People

At present, the project consists of four working members.
Freek van der Vet

Dr. Freek van der Vet is a University Researcher at the Erik Castrén Institute of International Law and Human Rights, University of Helsinki. He is the PI of the "Toxic Crimes" research group on legal activism against wartime environmental destruction (funded by the Academy of Finland and Kone Foundation). Furthermore, his past research concerned strategic litigation in international courts, legal mobilization under authoritarianism, and the protection of human rights defenders. His academic work appears in Law & Society Review, Law & Social Inquiry, Europe-Asia Studies, The International Journal of Human Rights, Social & Legal Studies, Human Rights Review, and the Review of Central and East European Law, among others. He is a member and co-initiator of the international network "ActInCourts" (Activists in International Courts), an emerging international network of human rights practitioners and scholars who work on the involvement of NGOs and lawyers at international courts around the world. The project is funded by a Canadian Social Sciences and Humanities Research Council Partnership Development Grant.

You may find more about our project on the Activists in International Courts website.

Freek may be contacted at: freek.vandervet@helsinki.fi

Emma Hakala

Emma Hakala is a Visiting Senior Fellow at the Finnish Institute of International Affairs and a member of the BIOS Research Unit, which studies the effects of environmental and resource factors on Finnish society. She gained D.Soc.Sci. degree from the University of Helsinki in 2018, and her doctoral dissertation focused on the securitisation of environment driven by international organisations in post-Conflict Western Balkans. Hakala’s broader research interest is on environmental security and the geopolitics of climate change. In her previous publications she has examined, among other things, environmental citizenship in the context of the work of the OSCE in the Western Balkans and water sustainability at the local level in Nepal. With her BIOS colleagues she has studied the role of environmental security in Finnish and Swedish policy-making and the potential for new practices to emerge to respond to threats associated with environmental change. Hakala is also a vice president of the board of Historians without Borders in Finland.

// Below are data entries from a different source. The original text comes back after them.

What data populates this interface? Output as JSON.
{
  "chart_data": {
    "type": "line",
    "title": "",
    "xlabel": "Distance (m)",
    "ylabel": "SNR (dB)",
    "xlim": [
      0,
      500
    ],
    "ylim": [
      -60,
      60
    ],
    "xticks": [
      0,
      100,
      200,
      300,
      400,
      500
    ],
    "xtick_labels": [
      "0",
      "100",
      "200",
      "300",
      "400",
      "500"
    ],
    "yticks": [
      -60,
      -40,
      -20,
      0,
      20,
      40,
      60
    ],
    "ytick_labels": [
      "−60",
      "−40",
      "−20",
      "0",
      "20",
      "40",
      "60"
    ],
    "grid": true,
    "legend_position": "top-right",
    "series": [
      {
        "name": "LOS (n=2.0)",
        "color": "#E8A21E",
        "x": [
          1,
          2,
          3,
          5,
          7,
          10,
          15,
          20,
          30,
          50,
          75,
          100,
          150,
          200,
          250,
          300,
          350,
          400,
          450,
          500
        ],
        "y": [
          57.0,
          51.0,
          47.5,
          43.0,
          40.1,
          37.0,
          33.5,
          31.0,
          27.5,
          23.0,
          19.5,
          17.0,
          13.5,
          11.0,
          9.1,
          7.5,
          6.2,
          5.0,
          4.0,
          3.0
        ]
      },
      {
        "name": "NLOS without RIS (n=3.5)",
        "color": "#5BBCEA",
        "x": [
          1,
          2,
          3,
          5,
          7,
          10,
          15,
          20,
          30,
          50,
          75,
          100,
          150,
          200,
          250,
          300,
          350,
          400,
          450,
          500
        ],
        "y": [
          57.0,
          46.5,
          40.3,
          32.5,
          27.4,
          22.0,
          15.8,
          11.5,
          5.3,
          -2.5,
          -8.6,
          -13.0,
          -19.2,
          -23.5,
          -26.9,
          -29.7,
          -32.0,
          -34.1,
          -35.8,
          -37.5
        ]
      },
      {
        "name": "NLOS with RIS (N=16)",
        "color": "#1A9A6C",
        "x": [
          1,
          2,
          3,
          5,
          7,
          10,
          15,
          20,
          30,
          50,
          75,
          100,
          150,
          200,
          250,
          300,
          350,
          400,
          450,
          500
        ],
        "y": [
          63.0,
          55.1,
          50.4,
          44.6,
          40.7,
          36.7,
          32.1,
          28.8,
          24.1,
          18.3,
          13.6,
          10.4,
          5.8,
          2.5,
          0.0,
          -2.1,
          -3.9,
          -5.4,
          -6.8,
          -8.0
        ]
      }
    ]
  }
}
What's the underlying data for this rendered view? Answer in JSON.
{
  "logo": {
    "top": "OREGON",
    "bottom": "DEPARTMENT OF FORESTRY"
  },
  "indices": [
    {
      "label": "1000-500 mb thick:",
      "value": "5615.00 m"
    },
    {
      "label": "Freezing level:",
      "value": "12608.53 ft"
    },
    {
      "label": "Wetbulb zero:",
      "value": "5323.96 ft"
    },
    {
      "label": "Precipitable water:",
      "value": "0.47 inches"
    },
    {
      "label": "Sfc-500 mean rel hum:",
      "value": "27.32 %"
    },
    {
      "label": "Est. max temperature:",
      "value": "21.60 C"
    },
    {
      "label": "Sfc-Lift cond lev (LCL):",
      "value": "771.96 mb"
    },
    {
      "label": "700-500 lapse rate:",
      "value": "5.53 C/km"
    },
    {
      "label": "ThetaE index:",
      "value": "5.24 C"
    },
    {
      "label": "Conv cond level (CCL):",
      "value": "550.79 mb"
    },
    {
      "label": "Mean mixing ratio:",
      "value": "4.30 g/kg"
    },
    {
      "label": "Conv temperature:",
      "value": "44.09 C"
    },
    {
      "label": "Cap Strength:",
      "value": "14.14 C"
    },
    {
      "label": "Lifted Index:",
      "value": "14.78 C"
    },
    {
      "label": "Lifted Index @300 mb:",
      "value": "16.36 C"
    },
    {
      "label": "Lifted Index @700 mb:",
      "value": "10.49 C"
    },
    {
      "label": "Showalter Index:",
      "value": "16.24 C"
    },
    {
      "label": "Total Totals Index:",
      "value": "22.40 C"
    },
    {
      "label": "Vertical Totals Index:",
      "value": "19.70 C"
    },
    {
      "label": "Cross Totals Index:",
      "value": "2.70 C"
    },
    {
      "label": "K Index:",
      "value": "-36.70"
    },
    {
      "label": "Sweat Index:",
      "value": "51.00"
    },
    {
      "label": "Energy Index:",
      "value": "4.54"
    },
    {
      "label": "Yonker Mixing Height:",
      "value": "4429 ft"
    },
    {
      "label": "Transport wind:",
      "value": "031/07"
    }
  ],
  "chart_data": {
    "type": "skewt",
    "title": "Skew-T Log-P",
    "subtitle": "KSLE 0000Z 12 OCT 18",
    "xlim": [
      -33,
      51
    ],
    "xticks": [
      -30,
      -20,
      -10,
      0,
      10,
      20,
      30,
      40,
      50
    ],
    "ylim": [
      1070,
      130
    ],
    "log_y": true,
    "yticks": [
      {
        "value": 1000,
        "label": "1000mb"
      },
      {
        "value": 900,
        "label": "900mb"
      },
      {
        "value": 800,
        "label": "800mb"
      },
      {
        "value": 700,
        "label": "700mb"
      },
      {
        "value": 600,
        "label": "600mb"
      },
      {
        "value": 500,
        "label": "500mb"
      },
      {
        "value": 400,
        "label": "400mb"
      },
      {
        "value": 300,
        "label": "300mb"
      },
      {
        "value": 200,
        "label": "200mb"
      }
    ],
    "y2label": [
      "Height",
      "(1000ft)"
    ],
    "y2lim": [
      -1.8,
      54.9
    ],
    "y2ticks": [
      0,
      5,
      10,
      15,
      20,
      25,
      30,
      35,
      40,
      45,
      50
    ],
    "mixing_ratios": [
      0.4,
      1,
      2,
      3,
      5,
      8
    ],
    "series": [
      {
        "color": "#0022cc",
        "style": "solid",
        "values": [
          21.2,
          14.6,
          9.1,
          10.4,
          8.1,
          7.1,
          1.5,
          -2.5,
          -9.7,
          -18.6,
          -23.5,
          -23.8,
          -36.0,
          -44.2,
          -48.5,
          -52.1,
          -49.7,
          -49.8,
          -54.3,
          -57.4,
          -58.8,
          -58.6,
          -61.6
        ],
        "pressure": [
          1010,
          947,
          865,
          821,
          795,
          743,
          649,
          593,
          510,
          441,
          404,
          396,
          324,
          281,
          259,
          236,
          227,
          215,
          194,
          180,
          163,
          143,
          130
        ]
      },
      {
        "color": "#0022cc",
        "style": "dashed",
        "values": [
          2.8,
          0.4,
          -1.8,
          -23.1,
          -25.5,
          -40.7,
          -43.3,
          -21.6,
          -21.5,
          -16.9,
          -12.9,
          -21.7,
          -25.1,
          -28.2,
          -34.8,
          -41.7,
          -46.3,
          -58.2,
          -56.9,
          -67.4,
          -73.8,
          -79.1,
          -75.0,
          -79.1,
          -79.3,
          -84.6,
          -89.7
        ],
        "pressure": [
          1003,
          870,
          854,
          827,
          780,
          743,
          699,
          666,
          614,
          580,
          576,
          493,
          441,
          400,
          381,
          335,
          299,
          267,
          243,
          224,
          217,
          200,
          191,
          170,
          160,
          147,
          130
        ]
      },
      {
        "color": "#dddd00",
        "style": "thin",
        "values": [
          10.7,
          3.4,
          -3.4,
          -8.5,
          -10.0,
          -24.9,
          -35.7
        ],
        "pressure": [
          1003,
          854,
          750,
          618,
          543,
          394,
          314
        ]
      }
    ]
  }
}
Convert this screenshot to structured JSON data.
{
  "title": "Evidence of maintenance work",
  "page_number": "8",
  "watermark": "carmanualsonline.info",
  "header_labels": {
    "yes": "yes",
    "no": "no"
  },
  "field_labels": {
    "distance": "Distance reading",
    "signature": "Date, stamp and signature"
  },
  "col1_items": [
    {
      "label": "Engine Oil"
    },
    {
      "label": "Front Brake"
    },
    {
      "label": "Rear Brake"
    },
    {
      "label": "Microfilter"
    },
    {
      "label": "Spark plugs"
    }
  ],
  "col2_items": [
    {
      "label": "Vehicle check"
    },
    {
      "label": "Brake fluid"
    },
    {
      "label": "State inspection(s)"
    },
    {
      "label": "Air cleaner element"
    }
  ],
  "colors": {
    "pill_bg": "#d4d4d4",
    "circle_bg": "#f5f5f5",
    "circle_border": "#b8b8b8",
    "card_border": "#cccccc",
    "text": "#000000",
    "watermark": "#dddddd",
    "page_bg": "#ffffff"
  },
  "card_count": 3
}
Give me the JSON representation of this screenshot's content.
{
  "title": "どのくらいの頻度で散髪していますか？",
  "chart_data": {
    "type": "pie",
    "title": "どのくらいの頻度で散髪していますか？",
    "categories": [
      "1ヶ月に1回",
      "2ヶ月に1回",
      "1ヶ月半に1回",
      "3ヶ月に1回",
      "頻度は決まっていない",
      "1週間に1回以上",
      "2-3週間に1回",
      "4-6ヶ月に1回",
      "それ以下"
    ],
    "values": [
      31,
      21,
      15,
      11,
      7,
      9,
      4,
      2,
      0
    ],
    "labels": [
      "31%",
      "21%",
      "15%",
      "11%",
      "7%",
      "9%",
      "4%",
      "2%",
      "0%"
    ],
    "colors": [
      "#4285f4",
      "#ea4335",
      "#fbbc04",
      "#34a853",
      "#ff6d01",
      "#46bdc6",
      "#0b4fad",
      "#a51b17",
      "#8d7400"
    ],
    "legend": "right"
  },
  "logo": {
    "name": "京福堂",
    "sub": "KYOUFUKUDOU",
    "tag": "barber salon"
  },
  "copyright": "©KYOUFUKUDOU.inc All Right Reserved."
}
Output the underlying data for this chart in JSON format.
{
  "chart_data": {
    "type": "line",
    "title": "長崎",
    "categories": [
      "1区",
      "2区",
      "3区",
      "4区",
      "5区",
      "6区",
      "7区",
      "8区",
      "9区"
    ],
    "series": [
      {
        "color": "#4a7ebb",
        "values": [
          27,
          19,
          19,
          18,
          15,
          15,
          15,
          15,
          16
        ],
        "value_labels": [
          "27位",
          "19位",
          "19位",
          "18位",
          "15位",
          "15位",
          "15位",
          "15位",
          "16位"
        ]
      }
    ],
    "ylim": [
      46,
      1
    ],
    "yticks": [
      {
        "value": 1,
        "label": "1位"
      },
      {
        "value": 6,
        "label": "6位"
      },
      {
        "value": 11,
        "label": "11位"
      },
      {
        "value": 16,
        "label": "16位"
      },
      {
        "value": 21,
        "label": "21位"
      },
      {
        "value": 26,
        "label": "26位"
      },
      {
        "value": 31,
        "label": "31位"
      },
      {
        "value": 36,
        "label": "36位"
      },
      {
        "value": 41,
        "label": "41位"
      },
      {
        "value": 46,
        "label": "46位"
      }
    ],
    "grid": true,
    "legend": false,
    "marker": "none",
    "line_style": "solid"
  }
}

In the Toxic Crimes project Hakala will explore the ways in which international law has been used to enforce accountability for conflict-related environmental damage, first focusing on the case study of the NATO bombings of FR Yugoslavia.

Emma may be contacted at: emma.hakala@fiia.fi

 

Stavros-Evdokimos Pantazopoulos

Dr. Stavros-Evdokimos Pantazopoulos is a post-doctoral researcher with the Toxic Crimes Project of the Erik Castrén Institute at the University of Helsinki. Formerly, Stavros was the Legal and Policy Analyst of the Conflict and Environment Observatory, a UK-based NGO aiming to raise awareness of the environmental impacts of armed conflict. He obtained his PhD degree in international law from the European University Institute and his scholarship focuses on the legal aspects of environmental protection during and after armed conflict.

Stavros holds three LLM degrees in international law (University of Athens, LSE, EUI) and visited the University of Michigan Law School as Michigan Grotius Research Scholar. He has been a visiting researcher at iCourts and a Teaching Fellow at the Euro-American programme of SciencesPo, Reims campus. Stavros has taught international law, human rights law, international humanitarian law, international environmental law, and law of the use of force. He has published in the fields of international environmental law, law of armed conflict, and autonomous weapons systems.

Stavros may be contacted at: stavros.pantazopoulos@helsinki.fi 

Marta Paricio Montesinos

Apart from assisting with the Toxic Crimes project, Marta is currently concluding her first year of the Master's Programme in Global Governance Law at the University of Helsinki. Prior to and upon completing her double bachelor's degree in Political Science and Public Management + Law at the Universitat Autònoma de Barcelona, she has gathered experience as an intern in various national and international organisations, including  Fundació Autònoma Solidària with integration projects in Catalan prisons, ACSAR Foundation and the Jesuit Refugee Service with integration projects of the refugee population in Athens (Greece), and she is a current volunteer activist at Amnesty International Catalunya. Her previous research has revolved around international human rights law and national penitentiary law, the changes of the EU organisation dynamics after the entry into force of the Lisbon Treaty, the legal obstacles to the accession of the EU to the European Convention of Human Rights and the challenges of introducing a crime against the environment in the Rome Statute.